Question

Light of wavelength \( 400\, \text{nm} \) falls on a metal with work function \( \phi = 2.0\, \text{eV} \). If the intensity of the light is doubled, what happens to the maximum kinetic energy of the emitted photoelectrons?

• A. It doubles
• B. It becomes zero
• C. It increases by a factor of \( \sqrt{2} \)
• D. It remains the same

Hint:

\textbf{Tip:} In photoelectric effect, intensity affects the number of emitted electrons, but not their maximum kinetic energy.

Answer 1

The Correct Option is D

The maximum kinetic energy of emitted photoelectrons in the photoelectric effect is determined by the equation: 

\[{K_{\text{max}}}=h\nu-\phi\]

Where:

• \(h =\) Planck's constant (\(6.626 \times 10^{-34}\,\text{Js}\))
• \(\nu =\) Frequency of the incident light
• \(\phi =\) Work function of the metal

The frequency \(\nu\) can be related to the wavelength \(\lambda\) using:

\[\nu=\dfrac{c}{\lambda}\]

Given \(\lambda=400\,\text{nm}=400\times10^{-9}\,\text{m}\), and the speed of light \(c=3\times10^8\,\text{m/s}\), we find \(\nu\) as:

\[\nu=\dfrac{3\times10^8}{400\times10^{-9}}=7.5\times10^{14}\,\text{Hz}\]
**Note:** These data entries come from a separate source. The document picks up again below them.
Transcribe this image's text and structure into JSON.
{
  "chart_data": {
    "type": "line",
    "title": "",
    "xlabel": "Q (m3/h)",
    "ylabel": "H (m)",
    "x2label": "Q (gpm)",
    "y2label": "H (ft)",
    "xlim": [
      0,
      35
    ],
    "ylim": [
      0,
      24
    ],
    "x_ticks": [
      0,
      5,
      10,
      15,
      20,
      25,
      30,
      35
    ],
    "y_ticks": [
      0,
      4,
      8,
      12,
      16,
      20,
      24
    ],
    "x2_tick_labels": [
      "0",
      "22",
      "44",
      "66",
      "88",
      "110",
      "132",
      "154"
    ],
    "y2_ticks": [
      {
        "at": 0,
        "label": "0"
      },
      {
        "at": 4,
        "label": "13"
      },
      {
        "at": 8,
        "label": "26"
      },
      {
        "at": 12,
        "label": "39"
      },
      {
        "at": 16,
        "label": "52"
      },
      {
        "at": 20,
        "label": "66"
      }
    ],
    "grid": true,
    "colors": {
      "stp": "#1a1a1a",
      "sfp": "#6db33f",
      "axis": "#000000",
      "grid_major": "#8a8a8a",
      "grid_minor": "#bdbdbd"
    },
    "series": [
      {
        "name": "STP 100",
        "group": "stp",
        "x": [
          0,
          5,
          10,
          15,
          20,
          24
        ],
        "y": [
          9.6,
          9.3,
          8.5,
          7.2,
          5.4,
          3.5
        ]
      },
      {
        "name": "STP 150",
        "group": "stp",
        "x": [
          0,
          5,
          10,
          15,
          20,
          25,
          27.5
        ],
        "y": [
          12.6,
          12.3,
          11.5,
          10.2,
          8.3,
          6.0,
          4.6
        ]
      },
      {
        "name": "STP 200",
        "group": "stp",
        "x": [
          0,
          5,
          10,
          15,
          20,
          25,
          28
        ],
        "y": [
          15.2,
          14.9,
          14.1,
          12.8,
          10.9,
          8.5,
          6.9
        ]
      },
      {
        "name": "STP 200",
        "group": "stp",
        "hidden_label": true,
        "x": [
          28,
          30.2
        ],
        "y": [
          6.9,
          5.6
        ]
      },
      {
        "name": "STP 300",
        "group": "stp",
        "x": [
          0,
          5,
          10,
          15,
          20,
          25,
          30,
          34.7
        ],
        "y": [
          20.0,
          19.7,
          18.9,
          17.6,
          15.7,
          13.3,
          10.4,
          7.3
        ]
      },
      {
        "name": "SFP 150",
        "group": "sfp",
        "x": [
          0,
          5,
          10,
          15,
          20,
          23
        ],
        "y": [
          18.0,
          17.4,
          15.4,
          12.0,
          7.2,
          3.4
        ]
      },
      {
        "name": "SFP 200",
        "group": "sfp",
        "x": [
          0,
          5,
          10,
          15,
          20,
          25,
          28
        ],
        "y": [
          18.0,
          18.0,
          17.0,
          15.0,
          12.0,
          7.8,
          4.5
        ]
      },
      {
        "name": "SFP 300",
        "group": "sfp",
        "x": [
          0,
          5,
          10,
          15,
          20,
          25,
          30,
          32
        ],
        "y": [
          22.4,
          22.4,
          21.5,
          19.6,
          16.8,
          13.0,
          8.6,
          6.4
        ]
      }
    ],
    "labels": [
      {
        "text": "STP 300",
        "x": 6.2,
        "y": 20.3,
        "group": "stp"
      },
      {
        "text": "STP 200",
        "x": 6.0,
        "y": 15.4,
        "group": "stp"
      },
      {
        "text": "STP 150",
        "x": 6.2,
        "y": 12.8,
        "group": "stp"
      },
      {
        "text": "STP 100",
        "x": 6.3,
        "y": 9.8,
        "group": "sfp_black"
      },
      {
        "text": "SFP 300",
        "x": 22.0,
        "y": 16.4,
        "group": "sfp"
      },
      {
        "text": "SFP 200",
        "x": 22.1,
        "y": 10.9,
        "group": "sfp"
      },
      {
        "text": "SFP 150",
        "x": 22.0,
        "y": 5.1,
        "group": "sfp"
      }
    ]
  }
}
The energy of the photons is obtained by:

\[E_{\text{photon}}=h\nu\]

Substituting the values:

\[E_{\text{photon}}=6.626\times10^{-34}\times7.5\times10^{14}\approx4.97\times10^{-19}\,\text{J}\]

Convert \(E_{\text{photon}}\) to electronvolts (1 eV = \(1.602\times10^{-19}\,\text{J}\)):

\[\approx \dfrac{4.97\times10^{-19}}{1.602\times10^{-19}}\approx3.1\,\text{eV}\]

The maximum kinetic energy \({K_{\text{max}}}\) is:

\[{K_{\text{max}}}=3.1-\phi=3.1-2.0=1.1\,\text{eV}\]

Doubling the intensity of light increases the number of photons hitting the metal per second, but it does not change the energy per photon or the frequency of light. Therefore, the maximum kinetic energy of the emitted photoelectrons remains unchanged.

The correct answer is:

• It remains the same.